The News: Are We Being Informed or Inflamed?
First, it’s important to acknowledge that some of the news is valuable to ensure that we stay informed. However, because so much of the news is negative, watching for any length of time can also be irritating, worrisome, or even depressing if the experience isn’t managed in a more purposeful way.
Therefore, I’m going to suggest “five clues to watching the news,” or five questions we can ask ourselves to determine whether watching the news is truly serving us.
The first question: Is “the news” really new?
Have you noticed how much of the news is repetitious? This is because there are now 24-hour news channels, but not 24 hours worth of news to report… or at least news that these channels feel will capture and hold our attention. Therefore, they tend to break a story (calling it “breaking news” to further intrigue us) and then ask others’ opinion on it, interview people who were affected by it, and even simply repeat it verbatim every so often.
We can keep from wasting our time listening to the same thing over and over again by noticing when we have heard about a particular news item, and then shifting our attention to something more productive when the news is no longer new.
The second question: Is the information that I’m being fed valuable?
In other words, is what I’m watching really helping me create the experience of life I’m after? It’s certainly possible that staying informed of a tropical storm that could impact my part of the country is a good idea. However, once I’m informed of what is happening around the world, it’s possible that continuing to hear information about the problem isn’t really helping in any way, and I might be better served by shifting my focus to some aspect of life that I can influence.
The third question: Is what I’m watching designed to inform or inflame?
Since news outlets have learned that negative news captures more viewers than positive news, they have, in the past, created programs that are designed to make us angry or indignant. Often this consists of two people with polar-opposite opinions arguing with each other. Each is spinning their perspective in a way that is in line with their position. Unfortunately, the viewer does not come away more informed, but potentially more inflamed at the “stupidity” of the “other side.”
The fourth question… What is this news story triggering in us?
Those who either follow my “Life from the Top of the Mind” philosophy or know something about how the brain works understand that whatever we watch/see/experience triggers certain chemical changes in our brain and body. Positive information and experiences trigger serotonin and endorphins, while negative information tends to trigger stress, anxiety, anger, and frustration. If the latter is our experience after watching “the news,” these problematic chemicals will trigger changes in blood pressure and heart rate that, if prolonged, can negatively impact our digestion, hamper our ability to fight off illness, and even shorten our life.
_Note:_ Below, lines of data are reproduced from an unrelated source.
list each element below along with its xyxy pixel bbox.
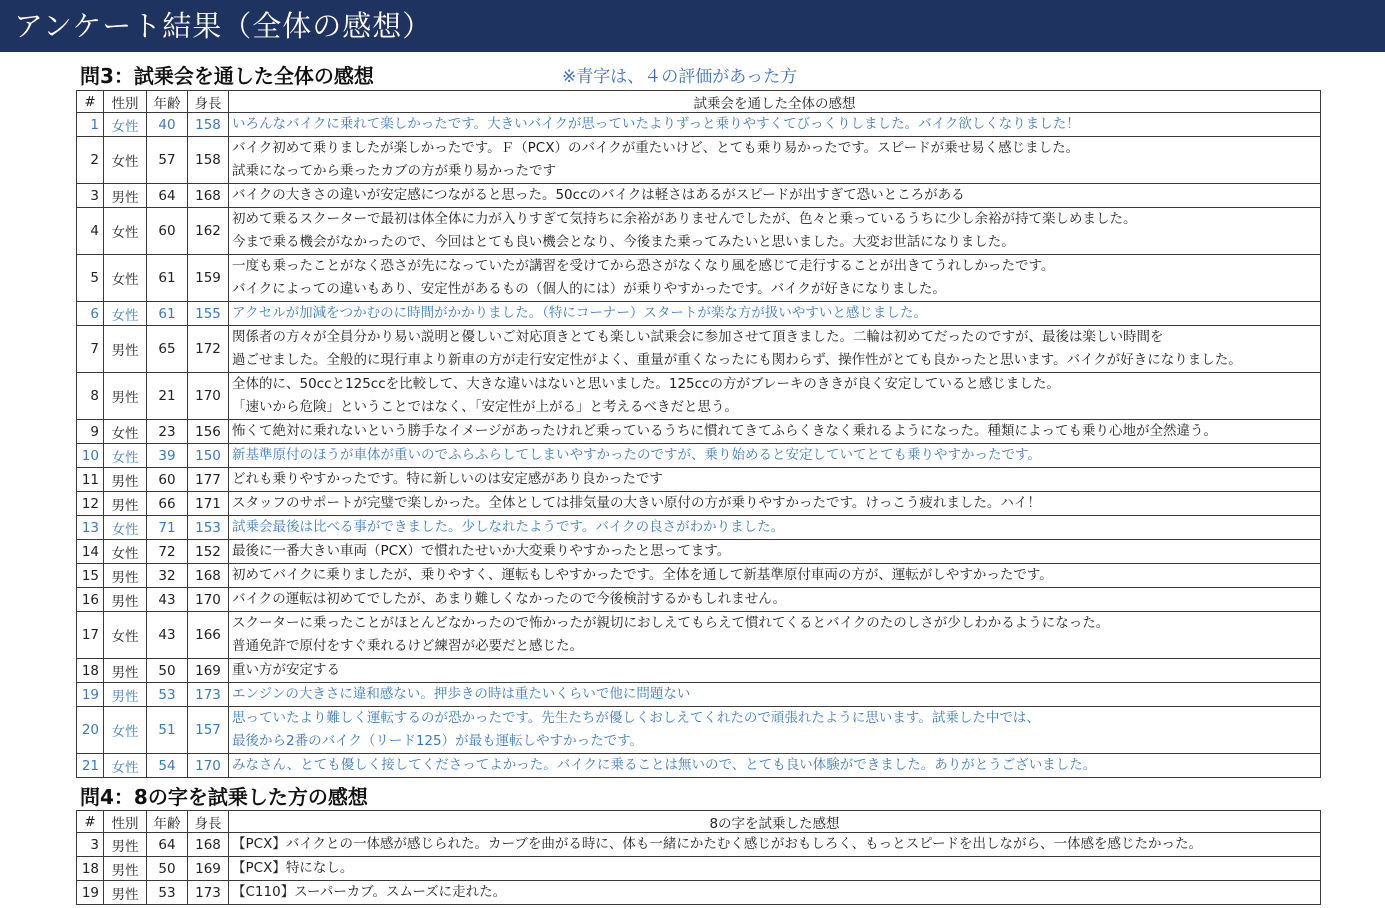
col-age-header: 年齢 bbox=[147, 91, 188, 113]
row-comment: バイクの運転は初めてでしたが、あまり難しくなかったので今後検討するかもしれません。 bbox=[229, 588, 1321, 612]
col-gender-header: 性別 bbox=[104, 91, 147, 113]
row-height: 150 bbox=[188, 444, 229, 468]
row-number: 19 bbox=[77, 683, 104, 707]
table-row bbox=[77, 564, 1321, 588]
row-height: 173 bbox=[188, 683, 229, 707]
table-row bbox=[77, 683, 1321, 707]
row-height: 170 bbox=[188, 588, 229, 612]
q3-table bbox=[76, 90, 1321, 778]
row-age: 40 bbox=[147, 113, 188, 137]
row-comment: 怖くて絶対に乗れないという勝手なイメージがあったけれど乗っているうちに慣れてきてふらくきなく乗れるようになった。種類によっても乗り心地が全然違う。 bbox=[229, 420, 1321, 444]
row-comment: 【PCX】バイクとの一体感が感じられた。カーブを曲がる時に、体も一緒にかたむく感じがおもしろく、もっとスピードを出しながら、一体感を感じたかった。 bbox=[229, 833, 1321, 857]
row-height: 168 bbox=[188, 184, 229, 208]
row-gender: 女性 bbox=[104, 612, 147, 659]
row-height: 170 bbox=[188, 373, 229, 420]
row-number: 14 bbox=[77, 540, 104, 564]
row-age: 66 bbox=[147, 492, 188, 516]
row-comment: 一度も乗ったことがなく恐さが先になっていたが講習を受けてから恐さがなくなり風を感じて走行することが出きてうれしかったです。 バイクによっての違いもあり、安定性があるもの（個人的には）が乗りやすかったです。バイクが好きになりました。 bbox=[229, 255, 1321, 302]
row-age: 60 bbox=[147, 468, 188, 492]
row-height: 168 bbox=[188, 564, 229, 588]
row-gender: 女性 bbox=[104, 707, 147, 754]
row-gender: 男性 bbox=[104, 326, 147, 373]
row-age: 72 bbox=[147, 540, 188, 564]
row-height: 155 bbox=[188, 302, 229, 326]
row-height: 153 bbox=[188, 516, 229, 540]
row-number: 9 bbox=[77, 420, 104, 444]
row-number: 3 bbox=[77, 833, 104, 857]
row-number: 10 bbox=[77, 444, 104, 468]
row-number: 8 bbox=[77, 373, 104, 420]
table-row bbox=[77, 516, 1321, 540]
table-row bbox=[77, 137, 1321, 184]
row-comment: いろんなバイクに乗れて楽しかったです。大きいバイクが思っていたよりずっと乗りやすくてびっくりしました。バイク欲しくなりました！ bbox=[229, 113, 1321, 137]
row-comment: スクーターに乗ったことがほとんどなかったので怖かったが親切におしえてもらえて慣れてくるとバイクのたのしさが少しわかるようになった。 普通免許で原付をすぐ乗れるけど練習が必要だと感じた。 bbox=[229, 612, 1321, 659]
row-comment: 思っていたより難しく運転するのが恐かったです。先生たちが優しくおしえてくれたので頑張れたように思います。試乗した中では、 最後から2番のバイク（リード125）が最も運転しやすかったです。 bbox=[229, 707, 1321, 754]
col-height-header: 身長 bbox=[188, 91, 229, 113]
row-number: 1 bbox=[77, 113, 104, 137]
row-number: 18 bbox=[77, 857, 104, 881]
table-row bbox=[77, 255, 1321, 302]
row-number: 21 bbox=[77, 754, 104, 778]
row-age: 50 bbox=[147, 659, 188, 683]
table-row bbox=[77, 444, 1321, 468]
table-row bbox=[77, 468, 1321, 492]
row-age: 64 bbox=[147, 184, 188, 208]
table-row bbox=[77, 857, 1321, 881]
row-gender: 男性 bbox=[104, 468, 147, 492]
table-row bbox=[77, 492, 1321, 516]
q3-title: 問3：試乗会を通した全体の感想 bbox=[80, 64, 374, 88]
row-height: 158 bbox=[188, 113, 229, 137]
table-row bbox=[77, 659, 1321, 683]
row-number: 2 bbox=[77, 137, 104, 184]
row-gender: 女性 bbox=[104, 208, 147, 255]
row-age: 39 bbox=[147, 444, 188, 468]
row-comment: 重い方が安定する bbox=[229, 659, 1321, 683]
row-comment: 【PCX】特になし。 bbox=[229, 857, 1321, 881]
row-height: 171 bbox=[188, 492, 229, 516]
q4-table-body bbox=[77, 833, 1321, 905]
table-row bbox=[77, 184, 1321, 208]
row-age: 50 bbox=[147, 857, 188, 881]
row-height: 169 bbox=[188, 659, 229, 683]
row-age: 43 bbox=[147, 612, 188, 659]
row-age: 32 bbox=[147, 564, 188, 588]
table-row bbox=[77, 540, 1321, 564]
row-comment: どれも乗りやすかったです。特に新しいのは安定感があり良かったです bbox=[229, 468, 1321, 492]
row-age: 57 bbox=[147, 137, 188, 184]
row-gender: 女性 bbox=[104, 516, 147, 540]
row-gender: 男性 bbox=[104, 833, 147, 857]
table-row bbox=[77, 208, 1321, 255]
table-row bbox=[77, 113, 1321, 137]
row-gender: 男性 bbox=[104, 683, 147, 707]
row-number: 20 bbox=[77, 707, 104, 754]
row-number: 4 bbox=[77, 208, 104, 255]
row-gender: 女性 bbox=[104, 302, 147, 326]
blue-text-note: ※青字は、４の評価があった方 bbox=[562, 67, 798, 87]
row-height: 157 bbox=[188, 707, 229, 754]
row-number: 18 bbox=[77, 659, 104, 683]
row-age: 43 bbox=[147, 588, 188, 612]
row-comment: スタッフのサポートが完璧で楽しかった。全体としては排気量の大きい原付の方が乗りやすかったです。けっこう疲れました。ハイ！ bbox=[229, 492, 1321, 516]
row-comment: 【C110】スーパーカブ。スムーズに走れた。 bbox=[229, 881, 1321, 905]
row-gender: 女性 bbox=[104, 255, 147, 302]
page-banner: アンケート結果（全体の感想） bbox=[0, 0, 1385, 52]
row-number: 16 bbox=[77, 588, 104, 612]
row-comment: 試乗会最後は比べる事ができました。少しなれたようです。バイクの良さがわかりました。 bbox=[229, 516, 1321, 540]
row-age: 21 bbox=[147, 373, 188, 420]
row-gender: 男性 bbox=[104, 564, 147, 588]
row-comment: 最後に一番大きい車両（PCX）で慣れたせいか大変乗りやすかったと思ってます。 bbox=[229, 540, 1321, 564]
row-age: 71 bbox=[147, 516, 188, 540]
col-number-header: # bbox=[77, 91, 104, 113]
row-gender: 男性 bbox=[104, 857, 147, 881]
table-row bbox=[77, 612, 1321, 659]
row-number: 19 bbox=[77, 881, 104, 905]
row-comment: 関係者の方々が全員分かり易い説明と優しいご対応頂きとても楽しい試乗会に参加させて頂きました。二輪は初めてだったのですが、最後は楽しい時間を 過ごせました。全般的に現行車より新車の方が走行安定性がよく、重量が重くなったにも関わらず、操作性がとても良かったと思います。バイクが好きになりました。 bbox=[229, 326, 1321, 373]
q4-title: 問4：8の字を試乗した方の感想 bbox=[80, 785, 368, 809]
table-row bbox=[77, 588, 1321, 612]
col-age-header: 年齢 bbox=[147, 811, 188, 833]
row-height: 156 bbox=[188, 420, 229, 444]
row-comment: バイクの大きさの違いが安定感につながると思った。50ccのバイクは軽さはあるがスピードが出すぎて恐いところがある bbox=[229, 184, 1321, 208]
q4-header-row bbox=[77, 811, 1321, 833]
row-comment: 初めてバイクに乗りましたが、乗りやすく、運転もしやすかったです。全体を通して新基準原付車両の方が、運転がしやすかったです。 bbox=[229, 564, 1321, 588]
row-age: 51 bbox=[147, 707, 188, 754]
row-age: 54 bbox=[147, 754, 188, 778]
table-row bbox=[77, 707, 1321, 754]
row-height: 173 bbox=[188, 881, 229, 905]
row-number: 5 bbox=[77, 255, 104, 302]
table-row bbox=[77, 754, 1321, 778]
row-comment: 初めて乗るスクーターで最初は体全体に力が入りすぎて気持ちに余裕がありませんでしたが、色々と乗っているうちに少し余裕が持て楽しめました。 今まで乗る機会がなかったので、今回はとても良い機会となり、今後また乗ってみたいと思いました。大変お世話になりました。 bbox=[229, 208, 1321, 255]
row-gender: 女性 bbox=[104, 444, 147, 468]
row-age: 23 bbox=[147, 420, 188, 444]
row-age: 65 bbox=[147, 326, 188, 373]
row-height: 166 bbox=[188, 612, 229, 659]
row-height: 177 bbox=[188, 468, 229, 492]
row-number: 13 bbox=[77, 516, 104, 540]
row-gender: 男性 bbox=[104, 492, 147, 516]
row-age: 53 bbox=[147, 683, 188, 707]
row-age: 53 bbox=[147, 881, 188, 905]
row-height: 158 bbox=[188, 137, 229, 184]
col-gender-header: 性別 bbox=[104, 811, 147, 833]
row-comment: エンジンの大きさに違和感ない。押歩きの時は重たいくらいで他に問題ない bbox=[229, 683, 1321, 707]
q4-table bbox=[76, 810, 1321, 905]
col-comment-header: 試乗会を通した全体の感想 bbox=[229, 91, 1321, 113]
row-age: 64 bbox=[147, 833, 188, 857]
table-row bbox=[77, 373, 1321, 420]
row-comment: バイク初めて乗りましたが楽しかったです。Ｆ（PCX）のバイクが重たいけど、とても乗り易かったです。スピードが乗せ易く感じました。 試乗になってから乗ったカブの方が乗り易かったです bbox=[229, 137, 1321, 184]
row-number: 17 bbox=[77, 612, 104, 659]
row-gender: 男性 bbox=[104, 588, 147, 612]
row-gender: 女性 bbox=[104, 113, 147, 137]
row-number: 11 bbox=[77, 468, 104, 492]
row-number: 12 bbox=[77, 492, 104, 516]
table-row bbox=[77, 420, 1321, 444]
row-height: 169 bbox=[188, 857, 229, 881]
table-row bbox=[77, 302, 1321, 326]
row-height: 172 bbox=[188, 326, 229, 373]
row-comment: みなさん、とても優しく接してくださってよかった。バイクに乗ることは無いので、とても良い体験ができました。ありがとうございました。 bbox=[229, 754, 1321, 778]
table-row bbox=[77, 326, 1321, 373]
row-gender: 女性 bbox=[104, 420, 147, 444]
row-age: 60 bbox=[147, 208, 188, 255]
row-comment: 新基準原付のほうが車体が重いのでふらふらしてしまいやすかったのですが、乗り始めると安定していてとても乗りやすかったです。 bbox=[229, 444, 1321, 468]
row-gender: 女性 bbox=[104, 754, 147, 778]
row-gender: 男性 bbox=[104, 373, 147, 420]
table-row bbox=[77, 833, 1321, 857]
row-comment: 全体的に、50ccと125ccを比較して、大きな違いはないと思いました。125ccの方がブレーキのききが良く安定していると感じました。 「速いから危険」ということではなく、「安定性が上がる」と考えるべきだと思う。 bbox=[229, 373, 1321, 420]
col-comment-header: 8の字を試乗した感想 bbox=[229, 811, 1321, 833]
row-number: 6 bbox=[77, 302, 104, 326]
row-height: 152 bbox=[188, 540, 229, 564]
col-height-header: 身長 bbox=[188, 811, 229, 833]
row-height: 170 bbox=[188, 754, 229, 778]
row-number: 7 bbox=[77, 326, 104, 373]
row-height: 162 bbox=[188, 208, 229, 255]
row-height: 159 bbox=[188, 255, 229, 302]
q3-header-row bbox=[77, 91, 1321, 113]
row-gender: 女性 bbox=[104, 137, 147, 184]
row-gender: 女性 bbox=[104, 540, 147, 564]
row-age: 61 bbox=[147, 302, 188, 326]
row-gender: 男性 bbox=[104, 184, 147, 208]
table-row bbox=[77, 881, 1321, 905]
row-number: 3 bbox=[77, 184, 104, 208]
row-gender: 男性 bbox=[104, 659, 147, 683]
col-number-header: # bbox=[77, 811, 104, 833]
row-comment: アクセルが加減をつかむのに時間がかかりました。（特にコーナー）スタートが楽な方が扱いやすいと感じました。 bbox=[229, 302, 1321, 326]
row-gender: 男性 bbox=[104, 881, 147, 905]
row-number: 15 bbox=[77, 564, 104, 588]
q3-table-body bbox=[77, 113, 1321, 778]
row-height: 168 bbox=[188, 833, 229, 857]
row-age: 61 bbox=[147, 255, 188, 302]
Therefore, we want to pay a lot of attention to what is being triggered by our viewing habits, and make sure that we are choosing viewing experiences that are in line with how we want to think and feel going forward.
And, the fifth question: Would we recommend what we are watching to someone that we love?
As we watch what one 24-hour news channel or another is serving up, do we really think that viewing this would be good for our child, our children, or someone we love? Do we feel that their life would be enhanced by this particular story…is this something that would be helpful or inspire them to do great things? If so, then we should probably call them in. If not however, it’s probably not something that is enhancing our lives, as well.
The bottom line is that news channels are going to feed us what they believe will capture our attention and keep us hooked long enough for them to go to commercial and sell us some soap. If captured, hooked, and “sold” isn’t what we are wanting from our experience of watching the news, then maybe we should be asking ourselves, is it new, is it valuable, is it designed to inflame, is it trigging thoughts and feelings that serve us, and would we recommend this to someone we love?
Given that these questions come from the “Top of the Mind,” or the part of the brain where our best decisions are made, they have the potential to steer us toward the type of choices that truly help us create the experience of life that we want. In this way, we stay informed but not inflamed, which, again, is something that we would most likely recommend to someone we love.